Researchers from the Yale University of Medicine carried out a study to determine certain tendencies in MRI using age and type of surgery as preliminary blueprints.

“Patient concern about recurrence and survival must be balanced with the increased risk for complications associated with more aggressive cancer surgery, particularly when there is no proven benefit of the more aggressive option,” said lead author and associate professor of internal medicine at Yale Cancer Center, Cary Gross, MD.

The researchers re-assessed the files of 72,461 women aged 67 to 94, who were diagnosed with breast cancer between 2000 and 2009. All were Medicare beneficiaries. Information was obtained and based on:

•  Association between MRI and surgical approach;

•  Breast-conserving surgery (BCS) versus mastectomy;

•  Bilateral versus unilateral mastectomy; and

•  Use of contralateral prophylactic mastectomy.

The findings reveal that 10.1 percent of the group received breast MRI and preoperative MRIs increased from 0.8 percent in 2000 to 2001 to 25.2 percent in 2008 to 2009. Researchers discovered that women who were administered an MRI were more likely to consequently undergo more aggressive surgical treatment.
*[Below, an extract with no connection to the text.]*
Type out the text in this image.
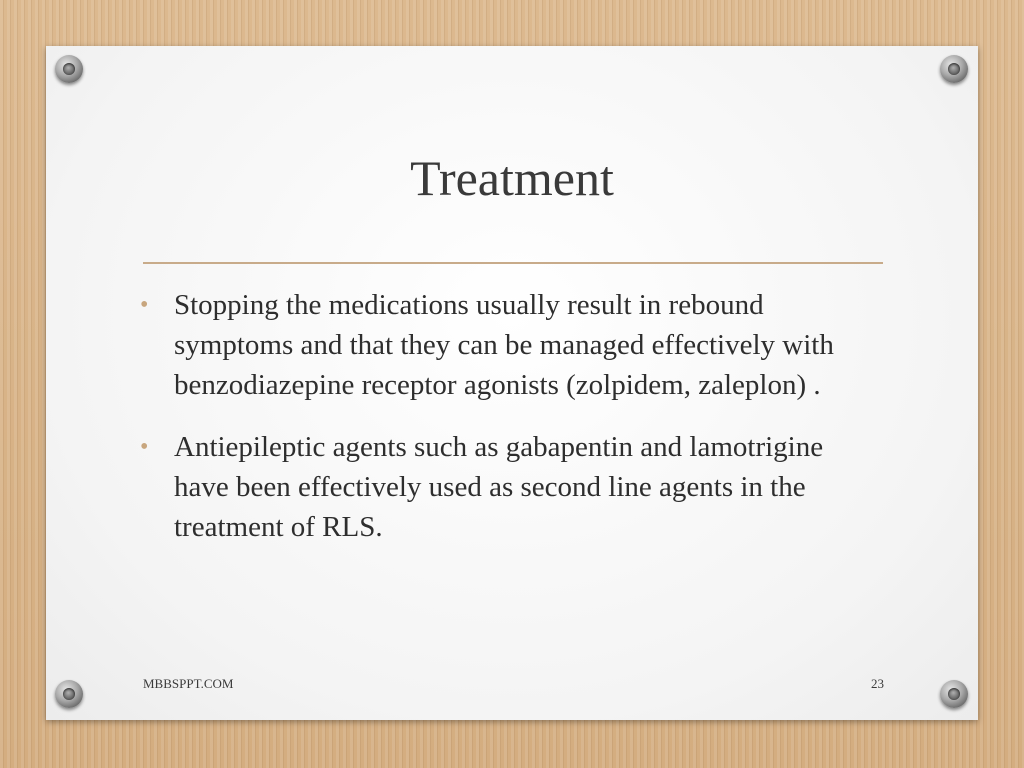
Treatment
• Stopping the medications usually result in rebound symptoms and that they can be managed effectively with benzodiazepine receptor agonists (zolpidem, zaleplon) .
• Antiepileptic agents such as gabapentin and lamotrigine have been effectively used as second line agents in the treatment of RLS.
MBBSPPT.COM	23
Among the women who had mastectomies, having received a preoperative MRI was notably linked with an increased probability of being diagnosed with bilateral cancer (9.7 percent) as opposed to women who did not undergo an MRI (3.7 percent). Women who received the MRIs were also more likely to have bilateral mastectomy (12.5 percent) as opposed to women who did not have an MRI (4.1 percent).
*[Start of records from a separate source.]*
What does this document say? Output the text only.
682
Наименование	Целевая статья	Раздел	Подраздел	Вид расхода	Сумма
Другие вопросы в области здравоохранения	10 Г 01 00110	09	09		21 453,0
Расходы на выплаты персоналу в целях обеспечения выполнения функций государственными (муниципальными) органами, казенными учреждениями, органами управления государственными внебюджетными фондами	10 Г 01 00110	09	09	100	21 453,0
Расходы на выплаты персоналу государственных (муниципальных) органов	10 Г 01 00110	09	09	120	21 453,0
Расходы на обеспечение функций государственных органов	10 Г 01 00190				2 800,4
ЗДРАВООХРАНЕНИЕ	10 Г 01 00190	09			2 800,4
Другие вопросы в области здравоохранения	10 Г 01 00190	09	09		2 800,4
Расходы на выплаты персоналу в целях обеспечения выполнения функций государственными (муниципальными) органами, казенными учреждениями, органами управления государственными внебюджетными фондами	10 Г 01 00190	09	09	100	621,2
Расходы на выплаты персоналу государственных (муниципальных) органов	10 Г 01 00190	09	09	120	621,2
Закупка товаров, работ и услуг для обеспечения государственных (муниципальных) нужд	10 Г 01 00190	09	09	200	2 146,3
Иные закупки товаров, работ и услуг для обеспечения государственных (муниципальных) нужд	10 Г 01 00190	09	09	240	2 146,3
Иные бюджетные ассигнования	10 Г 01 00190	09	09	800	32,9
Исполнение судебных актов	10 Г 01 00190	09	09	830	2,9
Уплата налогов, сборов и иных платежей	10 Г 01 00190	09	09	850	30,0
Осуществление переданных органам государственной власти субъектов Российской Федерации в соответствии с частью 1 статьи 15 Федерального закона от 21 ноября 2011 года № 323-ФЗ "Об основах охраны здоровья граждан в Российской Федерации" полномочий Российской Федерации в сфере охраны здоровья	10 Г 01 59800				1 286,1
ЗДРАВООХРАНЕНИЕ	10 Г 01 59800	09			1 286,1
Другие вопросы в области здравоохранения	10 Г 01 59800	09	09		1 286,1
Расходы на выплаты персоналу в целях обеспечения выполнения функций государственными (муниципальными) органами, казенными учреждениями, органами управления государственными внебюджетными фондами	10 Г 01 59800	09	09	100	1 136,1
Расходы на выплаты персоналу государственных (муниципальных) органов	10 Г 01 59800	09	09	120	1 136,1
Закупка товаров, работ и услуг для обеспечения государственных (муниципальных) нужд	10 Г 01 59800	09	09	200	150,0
Furtehrmore, women who were administered MRIs were more likely to have a prophylactic mastectomy of the unaffected breast (6.9 percent) as opposed to women who did not have MRIs (1.8 percent).

"There has been no randomized controlled clinical trial demonstrating improved outcomes for women who undergo preoperative breast MRI at any age. Breast conserving therapy, when feasible, remains the preferred approach for women with early stage breast cancer,” said assistant professor of surgery at Yale and first author on the study, Brigid Killelea, MD.